Islamisme en Tunisie, en Libye? "N'ayons pas peur!"

La forme de mon adresse rappelle que je ne me prends pas pour un pape. Malgré "l'ouverture" de cette charge aux non-italiens, je suis à tous points de vue hors-course. Mais, c'est vrai, j'ai approuvé l'esprit et la forme de l'appel de Jean-Paul II à ses compatriotes polonais, victimes de la persécution communiste. Cet appel est valable, quelle que soit la nature, religieuse ou idéologique, d'un mode de vivre et de penser qui se présente comme une Vérité, à embrasser d'urgence et sans faute, pour rompre avec l'Erreur.

Il me semble, d'ailleurs, que nous devons nous trouver bien fragiles, mentalement, à constater nos inquiétudes face à des manifestations religieuses qui n'ont rien de comparable à ce qu'ont vécu nos lointains ancêtres, entre le 8ème et le 15ème siècle de notre ère.

Le Siècle des Lumières a semé les germes d'une vraie liberté de conscience, et les idéologies qui l'ont supplanté au 20ème siècle, ont réactivé l'immunité acquise contre les diverses formes de totalitarisme, spirituel ou politique. 

S'il faut se rappeler que dans notre monde "libre", il subsiste de vastes zones où la liberté de conscience est encore relative, dans la partie la plus ancienne, celle qui nous concerne, aucune hypocrisie défensive n'est nécessaire. L'appartenance à une religion n'est plus, pour beaucoup, qu'une marque culturelle, qu'un vague système de valeurs*.

Alors, évidemment, la présence au milieu de nous d'immigrés qui reconstituent leur société d'origine, croyante et pratiquante d'une religion, qui régente, non seulement la croyance supposée dans laquelles ils ont été instruits, mais aussi toute l'organisation de leur vie quotidienne, allant de l'alimentation au vêtement, en passant par l'exercice de leur sexualité, nous paraît une menace pour notre habitude de vivre comme bon nous semble.
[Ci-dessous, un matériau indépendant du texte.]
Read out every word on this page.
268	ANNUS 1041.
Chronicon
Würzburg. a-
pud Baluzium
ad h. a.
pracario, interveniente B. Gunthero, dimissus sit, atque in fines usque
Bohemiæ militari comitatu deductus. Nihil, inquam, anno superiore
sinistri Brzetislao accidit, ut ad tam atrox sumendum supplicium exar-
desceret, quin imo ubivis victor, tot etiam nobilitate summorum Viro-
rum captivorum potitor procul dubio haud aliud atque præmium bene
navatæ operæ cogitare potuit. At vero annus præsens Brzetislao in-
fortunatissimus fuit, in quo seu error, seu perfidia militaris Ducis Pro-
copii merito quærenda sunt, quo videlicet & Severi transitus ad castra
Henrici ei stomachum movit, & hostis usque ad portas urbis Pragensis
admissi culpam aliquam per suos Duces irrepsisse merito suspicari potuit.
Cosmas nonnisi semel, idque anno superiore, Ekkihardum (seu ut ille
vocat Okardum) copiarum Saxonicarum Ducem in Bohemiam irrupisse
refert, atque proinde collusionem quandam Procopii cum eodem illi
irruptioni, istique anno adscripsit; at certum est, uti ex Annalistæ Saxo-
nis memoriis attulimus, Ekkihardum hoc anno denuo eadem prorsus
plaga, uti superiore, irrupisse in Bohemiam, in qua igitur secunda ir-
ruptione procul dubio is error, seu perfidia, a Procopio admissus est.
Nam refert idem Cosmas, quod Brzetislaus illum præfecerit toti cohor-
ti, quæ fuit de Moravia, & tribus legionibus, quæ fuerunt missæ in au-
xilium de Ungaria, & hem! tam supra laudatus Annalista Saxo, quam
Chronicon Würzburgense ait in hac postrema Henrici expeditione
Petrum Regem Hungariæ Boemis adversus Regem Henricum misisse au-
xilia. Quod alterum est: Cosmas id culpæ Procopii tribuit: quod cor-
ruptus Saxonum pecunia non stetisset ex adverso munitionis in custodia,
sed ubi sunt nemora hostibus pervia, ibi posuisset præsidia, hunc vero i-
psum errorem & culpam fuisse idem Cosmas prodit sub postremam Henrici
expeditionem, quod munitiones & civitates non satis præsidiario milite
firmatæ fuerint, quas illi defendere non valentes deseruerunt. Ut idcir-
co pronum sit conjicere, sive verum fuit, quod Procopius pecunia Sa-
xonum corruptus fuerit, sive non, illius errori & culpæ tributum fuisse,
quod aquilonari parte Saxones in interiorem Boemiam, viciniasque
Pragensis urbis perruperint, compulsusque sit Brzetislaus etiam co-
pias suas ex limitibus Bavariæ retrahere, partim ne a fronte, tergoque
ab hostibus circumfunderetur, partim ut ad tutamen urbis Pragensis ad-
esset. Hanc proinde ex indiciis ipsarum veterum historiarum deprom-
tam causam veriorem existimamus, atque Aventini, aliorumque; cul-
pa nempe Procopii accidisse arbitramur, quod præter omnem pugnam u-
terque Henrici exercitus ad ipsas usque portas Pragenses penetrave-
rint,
Nous sommes témoins d'un conformisme que nous avons oublié. Plus d'un siècle après l'Encyclopédie et la Révolution, il était encore mal vu d'être absent à la messe du Dimanche, de vivre sans les "sacrements". Maintenant, nous sommes scandalisés par les représailles qui frappent, au milieu de nous, ceux qui transgressent les obligations de l'islam.Heureusement, d'ailleurs, elles sont susceptibles d'être sanctionnées au nom de nos lois. Mais qu'on se rappelle le sort d'une fille-mère avant la dernière guerre(1939-1945), la résistance à la contraception, à l'IVG, et maintenant à l'euthanasie, après le difficile abandon de l'acharnement thérapeutique!

En Europe de l'Est, sous la botte soviétique pendant près de cinquante ans, la religion a été le rempart contre la persécution, contre la prise de possession de l'esprit des individus par l'autorité politique. Y compris en Russie, où l'Église orthodoxe avait gardé au chaud ce qu'elle pouvait soustraire de spiritualité à la persécution officielle. Vladimir Poutine a bien compris la leçon, se servant de la même main pour se signer, ou pour signer les arrêts de mort(confiés à ses spadassins), des plus gênants de ses adversaires.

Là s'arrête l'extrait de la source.